Adverse effects have been cited to occur in as many as 83% of patients undergoing LITT.[7] The most common complications of LITT include temporary or permanent neurologic deficits (8.82–35.5% and 2.17–7.14%, respectively),,[7,10,17,20] cerebral edema,[3,7,8,21] seizures,[8,20,21] and intracranial hemorrhage (0.98–14.2%).[7,10] Hemorrhage is thought to result from passage of the fiber or stereotactic biopsy. Other less common complications include hyponatremia,[17] hydrocephalus, headache,[7] malignant cerebral edema,[17] and meningitis.[21] Catheter misplacement has been quoted as high as 14.2%, but this problem has likely been reduced as stereotaxis and surgical planning have improved.[10] In a series of 120 patients, mortality occurred in 3 cases.[21] Post-LITT motor weakness has been of great interest. A study of 80 patients who underwent preoperative diffusion tensor imaging before LITT examined the overlap between the treatment lines and the motor fibers. Postoperative motor deficits were seen in 14 patients: 11 permanent and 3 temporary cases of weakness.

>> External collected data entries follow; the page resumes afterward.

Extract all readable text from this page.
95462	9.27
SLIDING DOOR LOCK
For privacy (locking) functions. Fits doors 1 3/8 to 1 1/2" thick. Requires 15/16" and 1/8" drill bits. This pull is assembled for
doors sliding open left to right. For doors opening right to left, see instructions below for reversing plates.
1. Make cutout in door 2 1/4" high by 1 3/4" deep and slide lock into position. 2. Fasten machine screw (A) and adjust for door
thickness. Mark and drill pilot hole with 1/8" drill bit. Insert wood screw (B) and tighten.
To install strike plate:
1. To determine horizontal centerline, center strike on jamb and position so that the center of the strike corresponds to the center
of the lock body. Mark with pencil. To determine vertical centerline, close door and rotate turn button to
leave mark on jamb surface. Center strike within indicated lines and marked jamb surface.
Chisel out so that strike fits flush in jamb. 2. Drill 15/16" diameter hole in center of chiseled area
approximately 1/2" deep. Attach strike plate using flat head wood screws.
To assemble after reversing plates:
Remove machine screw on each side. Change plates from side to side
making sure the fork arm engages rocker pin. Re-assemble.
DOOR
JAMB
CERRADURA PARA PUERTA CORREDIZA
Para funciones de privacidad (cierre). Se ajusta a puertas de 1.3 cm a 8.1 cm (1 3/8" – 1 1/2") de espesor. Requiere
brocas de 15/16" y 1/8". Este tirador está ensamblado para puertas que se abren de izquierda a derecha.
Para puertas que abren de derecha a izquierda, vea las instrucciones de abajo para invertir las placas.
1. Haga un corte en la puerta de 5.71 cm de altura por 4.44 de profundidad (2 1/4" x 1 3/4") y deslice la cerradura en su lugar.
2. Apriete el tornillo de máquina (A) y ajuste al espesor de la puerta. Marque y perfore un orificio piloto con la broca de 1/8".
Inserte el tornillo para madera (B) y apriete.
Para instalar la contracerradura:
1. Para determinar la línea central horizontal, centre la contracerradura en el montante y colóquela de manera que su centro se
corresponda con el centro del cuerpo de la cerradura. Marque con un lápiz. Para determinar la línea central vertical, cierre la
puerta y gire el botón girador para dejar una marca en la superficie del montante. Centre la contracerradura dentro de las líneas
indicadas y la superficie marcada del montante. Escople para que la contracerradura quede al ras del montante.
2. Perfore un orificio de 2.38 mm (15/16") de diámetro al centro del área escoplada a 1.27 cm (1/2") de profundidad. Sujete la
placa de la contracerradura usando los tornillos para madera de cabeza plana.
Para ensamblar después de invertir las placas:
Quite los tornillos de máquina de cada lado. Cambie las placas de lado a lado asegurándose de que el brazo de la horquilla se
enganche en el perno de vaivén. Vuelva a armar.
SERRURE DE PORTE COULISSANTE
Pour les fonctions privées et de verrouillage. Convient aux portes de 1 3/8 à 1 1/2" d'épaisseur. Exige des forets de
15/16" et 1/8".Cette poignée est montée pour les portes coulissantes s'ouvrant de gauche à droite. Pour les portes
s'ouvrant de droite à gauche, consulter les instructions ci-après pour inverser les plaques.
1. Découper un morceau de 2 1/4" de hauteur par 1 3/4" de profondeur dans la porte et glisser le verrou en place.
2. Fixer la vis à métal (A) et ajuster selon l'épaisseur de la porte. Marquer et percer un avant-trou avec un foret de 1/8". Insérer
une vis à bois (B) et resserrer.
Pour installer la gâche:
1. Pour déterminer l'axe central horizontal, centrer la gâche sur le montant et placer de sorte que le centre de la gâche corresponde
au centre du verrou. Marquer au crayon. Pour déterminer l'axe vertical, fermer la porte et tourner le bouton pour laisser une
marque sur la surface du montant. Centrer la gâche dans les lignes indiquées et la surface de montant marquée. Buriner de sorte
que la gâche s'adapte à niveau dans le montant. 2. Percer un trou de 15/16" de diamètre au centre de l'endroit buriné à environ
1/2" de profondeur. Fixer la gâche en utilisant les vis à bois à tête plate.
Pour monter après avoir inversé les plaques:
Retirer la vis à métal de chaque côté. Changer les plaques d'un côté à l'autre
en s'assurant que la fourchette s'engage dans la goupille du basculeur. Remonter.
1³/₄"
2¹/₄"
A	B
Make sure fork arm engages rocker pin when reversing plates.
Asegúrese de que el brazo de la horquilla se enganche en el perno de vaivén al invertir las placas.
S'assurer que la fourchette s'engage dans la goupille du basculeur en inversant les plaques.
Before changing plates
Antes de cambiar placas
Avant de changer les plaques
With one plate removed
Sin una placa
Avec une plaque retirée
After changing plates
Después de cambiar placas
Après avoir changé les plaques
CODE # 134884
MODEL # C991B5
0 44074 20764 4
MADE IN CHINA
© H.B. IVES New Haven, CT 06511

There was a significant difference between those who developed motor deficits and those without deficits in the volume and surface area of the corticospinal tract covered by the TDT lines.[22] These data suggest that coverage of the corticospinal tract during surgical planning of lesion ablation is associated with increased risk of temporary or permanent motor weakness. Given the amount of cerebral edema after LITT in the acute period, corticosteroid use is common. Postoperative steroid use varies by surgeon and can range from 1 week to chronic maintenance therapy. In a small study of 8 patients who underwent LITT and RT in close succession, the median time until steroids could be weaned was 60.5 days. Three patients required prolonged use of steroids (>65 days).[23] Other studies have reported patients weaning within 2–4 weeks after LITT.[4]

Conclusions

An increasingly robust body of literature has been published on the safety and efficacy of LITT for brain lesions. Like many clinical studies in brain tumor patients, those on LITT are generally retrospective observational studies with small numbers of patients. Nonetheless, published data suggest that LITT may be as effective as craniotomy in select lesions, with respect to PFS, OS, and steroid use. Factors that may increase PFS and OS include the extent of ablation for BMs, tumor size and whether the lesion is a recurrent or primary brain tumor. Adverse events are common in LITT. The most frequent serious complications include motor deficits, hemorrhage, cerebral edema, and seizures. Overall, LITT appears to be well-tolerated and presents a minimally invasive treatment option for increasing local control and PFS in patients whose lesions are not accessible by craniotomy or who are otherwise poor surgical candidates.

Funding

None Conflict of interest statement. None declared.